Let’s take a trip down memory lane, prompted by UA President Ann Weaver Hart’s decision to eliminate a quarter of the university’s funding to Arizona Public Media, the local PBS and NPR affiliate.

And we’ll stipulate that the University of Arizona has never had enough funding to do all it can or should do. It often seems, of course, that there’s money for high-priced administrators with lofty titles, and athletics is its own world, but let’s not get distracted.

Hart’s move isn’t the first time the University of Arizona has sought to save money by cutting journalism.

Twenty years ago the target was the UA department of journalism.

Killing an academic department that educates students and reducing funding to a standing station aren’t synonymous, but both actions stem from a point of view that undervalues the deep connection people have to the principle of a free press and the value of information.

The protests that sprang up in 1994 when the journalism department was put on the chopping block by university administrators who said tight budgets forced tough choices are echoed by AZPM supporters who oppose President Hart’s decision to cut $2 million from the station.

In both instances, top university administrators explained their rationale as being financial. The UA budget was corset tight in the 1990s and prompted a wide swath of cuts across the university and a hiring freeze.

The Legislature has continued to eviscerate the state’s (read: taxpayer) portion of the UA’s budget and contributes $180 million less now than it did in 2008.
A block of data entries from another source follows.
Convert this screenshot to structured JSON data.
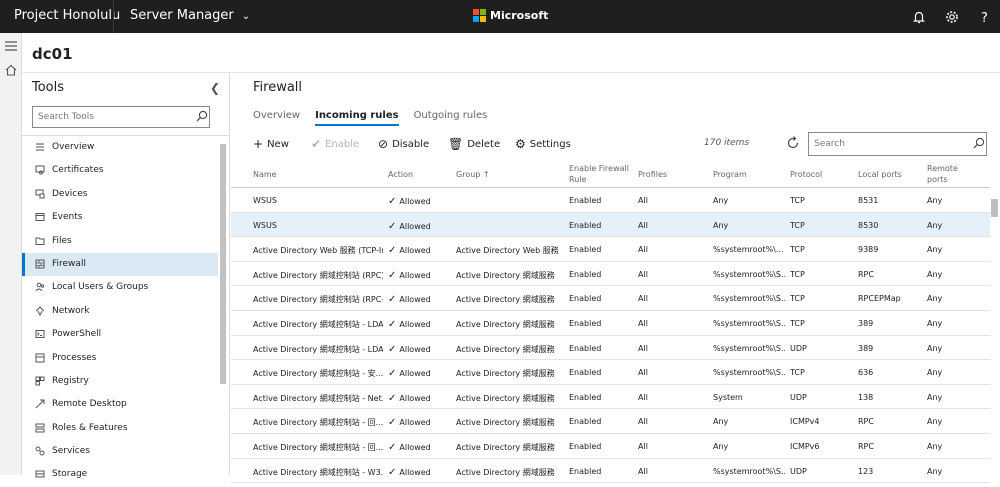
{
  "topbar": {
    "brand": "Project Honolulu",
    "product": "Server Manager",
    "microsoft": "Microsoft",
    "ms_colors": [
      "#f25022",
      "#7fba00",
      "#00a4ef",
      "#ffb900"
    ],
    "icons": [
      "bell-icon",
      "gear-icon",
      "help-icon"
    ]
  },
  "leftstrip": {
    "icons": [
      "hamburger-icon",
      "home-icon"
    ]
  },
  "server": {
    "name": "dc01"
  },
  "tools": {
    "title": "Tools",
    "search_placeholder": "Search Tools",
    "items": [
      {
        "label": "Overview",
        "icon": "list-icon"
      },
      {
        "label": "Certificates",
        "icon": "certificate-icon"
      },
      {
        "label": "Devices",
        "icon": "devices-icon"
      },
      {
        "label": "Events",
        "icon": "events-icon"
      },
      {
        "label": "Files",
        "icon": "folder-icon"
      },
      {
        "label": "Firewall",
        "icon": "firewall-icon",
        "active": true
      },
      {
        "label": "Local Users & Groups",
        "icon": "users-icon"
      },
      {
        "label": "Network",
        "icon": "network-icon"
      },
      {
        "label": "PowerShell",
        "icon": "powershell-icon"
      },
      {
        "label": "Processes",
        "icon": "processes-icon"
      },
      {
        "label": "Registry",
        "icon": "registry-icon"
      },
      {
        "label": "Remote Desktop",
        "icon": "remote-desktop-icon"
      },
      {
        "label": "Roles & Features",
        "icon": "roles-icon"
      },
      {
        "label": "Services",
        "icon": "services-icon"
      },
      {
        "label": "Storage",
        "icon": "storage-icon"
      }
    ]
  },
  "firewall": {
    "title": "Firewall",
    "tabs": [
      {
        "label": "Overview",
        "active": false
      },
      {
        "label": "Incoming rules",
        "active": true
      },
      {
        "label": "Outgoing rules",
        "active": false
      }
    ],
    "toolbar": {
      "new": "New",
      "enable": "Enable",
      "disable": "Disable",
      "delete": "Delete",
      "settings": "Settings",
      "count": "170 items",
      "search_placeholder": "Search"
    },
    "columns": {
      "name": "Name",
      "action": "Action",
      "group": "Group",
      "enable_line1": "Enable Firewall",
      "enable_line2": "Rule",
      "profiles": "Profiles",
      "program": "Program",
      "protocol": "Protocol",
      "local_ports": "Local ports",
      "remote_line1": "Remote",
      "remote_line2": "ports"
    },
    "rows": [
      {
        "name": "WSUS",
        "action": "Allowed",
        "group": "",
        "enabled": "Enabled",
        "profiles": "All",
        "program": "Any",
        "protocol": "TCP",
        "local_ports": "8531",
        "remote_ports": "Any"
      },
      {
        "name": "WSUS",
        "action": "Allowed",
        "group": "",
        "enabled": "Enabled",
        "profiles": "All",
        "program": "Any",
        "protocol": "TCP",
        "local_ports": "8530",
        "remote_ports": "Any",
        "selected": true
      },
      {
        "name": "Active Directory Web 服務 (TCP-In)",
        "action": "Allowed",
        "group": "Active Directory Web 服務",
        "enabled": "Enabled",
        "profiles": "All",
        "program": "%systemroot%\\...",
        "protocol": "TCP",
        "local_ports": "9389",
        "remote_ports": "Any"
      },
      {
        "name": "Active Directory 網域控制站 (RPC)",
        "action": "Allowed",
        "group": "Active Directory 網域服務",
        "enabled": "Enabled",
        "profiles": "All",
        "program": "%systemroot%\\S...",
        "protocol": "TCP",
        "local_ports": "RPC",
        "remote_ports": "Any"
      },
      {
        "name": "Active Directory 網域控制站 (RPC-...",
        "action": "Allowed",
        "group": "Active Directory 網域服務",
        "enabled": "Enabled",
        "profiles": "All",
        "program": "%systemroot%\\S...",
        "protocol": "TCP",
        "local_ports": "RPCEPMap",
        "remote_ports": "Any"
      },
      {
        "name": "Active Directory 網域控制站 - LDA...",
        "action": "Allowed",
        "group": "Active Directory 網域服務",
        "enabled": "Enabled",
        "profiles": "All",
        "program": "%systemroot%\\S...",
        "protocol": "TCP",
        "local_ports": "389",
        "remote_ports": "Any"
      },
      {
        "name": "Active Directory 網域控制站 - LDA...",
        "action": "Allowed",
        "group": "Active Directory 網域服務",
        "enabled": "Enabled",
        "profiles": "All",
        "program": "%systemroot%\\S...",
        "protocol": "UDP",
        "local_ports": "389",
        "remote_ports": "Any"
      },
      {
        "name": "Active Directory 網域控制站 - 安...",
        "action": "Allowed",
        "group": "Active Directory 網域服務",
        "enabled": "Enabled",
        "profiles": "All",
        "program": "%systemroot%\\S...",
        "protocol": "TCP",
        "local_ports": "636",
        "remote_ports": "Any"
      },
      {
        "name": "Active Directory 網域控制站 - Net...",
        "action": "Allowed",
        "group": "Active Directory 網域服務",
        "enabled": "Enabled",
        "profiles": "All",
        "program": "System",
        "protocol": "UDP",
        "local_ports": "138",
        "remote_ports": "Any"
      },
      {
        "name": "Active Directory 網域控制站 - 回...",
        "action": "Allowed",
        "group": "Active Directory 網域服務",
        "enabled": "Enabled",
        "profiles": "All",
        "program": "Any",
        "protocol": "ICMPv4",
        "local_ports": "RPC",
        "remote_ports": "Any"
      },
      {
        "name": "Active Directory 網域控制站 - 回...",
        "action": "Allowed",
        "group": "Active Directory 網域服務",
        "enabled": "Enabled",
        "profiles": "All",
        "program": "Any",
        "protocol": "ICMPv6",
        "local_ports": "RPC",
        "remote_ports": "Any"
      },
      {
        "name": "Active Directory 網域控制站 - W3...",
        "action": "Allowed",
        "group": "Active Directory 網域服務",
        "enabled": "Enabled",
        "profiles": "All",
        "program": "%systemroot%\\S...",
        "protocol": "UDP",
        "local_ports": "123",
        "remote_ports": "Any"
      }
    ]
  }
}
Times are tight. No question. Hart and university officials say that AZPM must make sacrifices as other parts of campus already have. The $2 million, which is about a quarter of the total AZPM budget, will be phased in over five years. The UA will continue to cover about $2 million in in-kind contributions such as human- resource services and utilities.

Explaining the budget wherefores and whys won’t ameliorate the feeling that UA administrators are trying to stifle a news source that hundreds of thousands of Tucsonans rely on to learn what’s going on in their community, nation and the world.

The unease is more powerful, perhaps, because of the relative puniness of the amount in question. Yes, $2 million is a significant part of the AZPM budget, but in the scheme of the overall UA budget, it’s a pittance at a time when the university is also undertaking an enormous fundraising campaign.

Hart has said that AZPM needs to turn to donors for more funding, and that’s probably true. They should become more efficient and look for savings away from the newsroom. But that doesn’t quell the questions about Hart’s decision.

Twenty years ago I was a journalism student working at the Arizona Daily Wildcat, the campus newspaper. It was a terrible time. We didn’t know if our department would survive, if we could finish our degrees, what was next.

What we did know, however, was how to cover the hell out of a story. We put our classroom learning to use, tracking the arcane twists and turns of university committee recommendations, subcommittee reports, reaction from alums, faculty, students. We followed the money. We told the story.

Finally, in 1996, two years after they started the fight, the UA president and provost decided the public fallout was too costly and sent the department chair this terse memo: “I want to assure you that there is no plan under discussion with the administration for the elimination of the journalism department.”

The thread that outraged us young journalists, and others, is that the leaders of a public, taxpayer-funded university would try to quash the press — and thereby questions and criticism. If you don’t like the message, unfund the messenger. What were they afraid of, we asked.

Today, with 18 years at the Star, appearances on AZPM and the Bill Buckmaster radio program, and more than a decade teaching at what’s now the UA School of Journalism, those questions are the same. I understand the financial explanation. I’m just not satisfied with it — maybe it’s the journalist in me.

Those administrators never understood, I think, that decisions send messages beyond what they can control.

Hart faces the same incredulity. When an institution as powerful as the UA wants to cut funding to a major community news outlet, it tends to make people suspicious.